Hyperacute rejection mediated by anti-Gal antibodies and complement does not play an important role after pig-to-primate islet transplantation. Survival of pig islets is limited by the immediate blood-mediated inflammatory reaction (IBMIR), which is in part mediated by the infiltration of neutrophils and monocytes/macrophages. Understanding the molecular mechanisms of initial leukocyte infiltration in the early phases of pig islet transplantation is the central question addressed by project A3. A thorough analysis of the interactions of human leukocytes with porcine islets will be performed, and the mechanisms of leukocyte recruitment and macrophage polarisation in the early immune responses to porcine islet xenografts will be characterised. In vitro experiments will be complemented by in vivo studies using a novel mouse model (Rag2nullIL2rgammacnull Kitwv/wv) reconstituted with a human immune system, established by Dr. Waskow as recipients for porcine islets. Results from this project (e.g. identification of targets to prevent early immune responses) will be translated into non-human primate models (project group C) and/or will influence selection of new transgenes for genetic engineering of pig (project group B).

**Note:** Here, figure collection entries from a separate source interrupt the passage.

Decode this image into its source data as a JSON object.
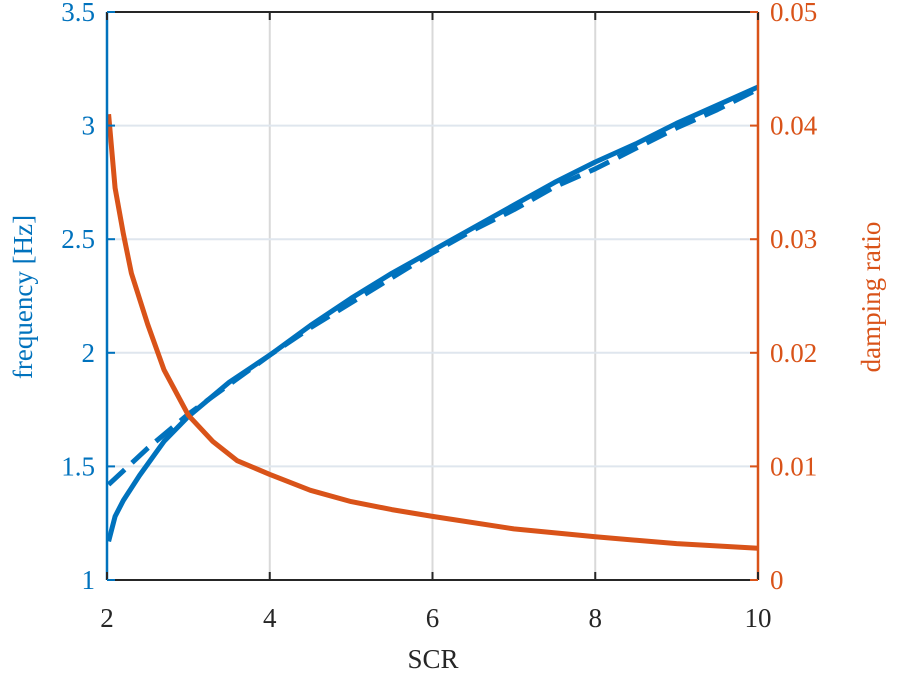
{
  "colors": {
    "left_axis": "#0072BD",
    "right_axis": "#D95319",
    "box": "#262626",
    "grid": "#DFE6EE",
    "grid_vertical": "#D9D9D9",
    "background": "#ffffff"
  },
  "chart_data": {
    "type": "line",
    "xlabel": "SCR",
    "ylabel_left": "frequency [Hz]",
    "ylabel_right": "damping ratio",
    "xlim": [
      2,
      10
    ],
    "ylim_left": [
      1,
      3.5
    ],
    "ylim_right": [
      0,
      0.05
    ],
    "xticks": [
      "2",
      "4",
      "6",
      "8",
      "10"
    ],
    "yticks_left": [
      "1",
      "1.5",
      "2",
      "2.5",
      "3",
      "3.5"
    ],
    "yticks_right": [
      "0",
      "0.01",
      "0.02",
      "0.03",
      "0.04",
      "0.05"
    ],
    "grid": true,
    "series": [
      {
        "axis": "left",
        "style": "solid",
        "color": "#0072BD",
        "x": [
          2.02,
          2.1,
          2.2,
          2.4,
          2.7,
          3,
          3.5,
          4,
          4.5,
          5,
          5.5,
          6,
          6.5,
          7,
          7.5,
          8,
          8.5,
          9,
          9.5,
          10
        ],
        "y": [
          1.17,
          1.28,
          1.35,
          1.46,
          1.61,
          1.72,
          1.87,
          1.99,
          2.12,
          2.24,
          2.35,
          2.45,
          2.55,
          2.65,
          2.75,
          2.84,
          2.92,
          3.01,
          3.09,
          3.17
        ]
      },
      {
        "axis": "left",
        "style": "dashed",
        "color": "#0072BD",
        "x": [
          2.02,
          2.2,
          2.5,
          3,
          3.5,
          4,
          4.5,
          5,
          5.5,
          6,
          6.5,
          7,
          7.5,
          8,
          8.5,
          9,
          9.5,
          10
        ],
        "y": [
          1.42,
          1.48,
          1.58,
          1.73,
          1.86,
          1.99,
          2.11,
          2.22,
          2.33,
          2.44,
          2.54,
          2.63,
          2.73,
          2.81,
          2.9,
          2.99,
          3.07,
          3.16
        ]
      },
      {
        "axis": "right",
        "style": "solid",
        "color": "#D95319",
        "x": [
          2.02,
          2.1,
          2.2,
          2.3,
          2.5,
          2.7,
          3,
          3.3,
          3.6,
          4,
          4.5,
          5,
          5.5,
          6,
          7,
          8,
          9,
          10
        ],
        "y": [
          0.041,
          0.0345,
          0.0305,
          0.027,
          0.0225,
          0.0185,
          0.0145,
          0.0122,
          0.0105,
          0.0093,
          0.0079,
          0.0069,
          0.0062,
          0.0056,
          0.0045,
          0.0038,
          0.0032,
          0.0028
        ]
      }
    ]
  }
}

Regulatory T cells (Treg) are known to play an important role in the balance between induction and maintenance of tolerance and could thus be used as therapeutic reagents to control aberrant or unwanted immune responses in the case of autoimmunity or transplantation. Project A4 is a “bridging project” combining the Treg expertise present at LMU and MHH. They will explore strategies to reduce T cell-mediated xenogeneic responses in recipients by means of recipient-derived Treg. The central goal is to induce tissue-specific xenogeneic tolerance. Xenospecific Treg will be generated by transfecting T cells with FOXP3 after in vitro sensitisation to xenoantigen (mixed lymphocyte reactions). Islet antigen-specific Treg will be generated by creating a chimeric antigen receptor (CAR) using the beta cell specific single chain antibody Sca-1, or a xenospecific single chain antibody. Sca-1 recognises a beta cell specific target antigen in vivo. Furthermore, natural Treg populations (nTreg) from humans and non-human primates will be prepared and expanded ex vivo. The capacity of different Treg populations to diminish xenogeneic T cell responses will be assessed in vitro. The in vivo potential of the Treg concept will be studied in humanised mouse models of porcine islet transplantation, pig-to-baboon heart transplantation and pig-to-primate islet transplantation (project group C).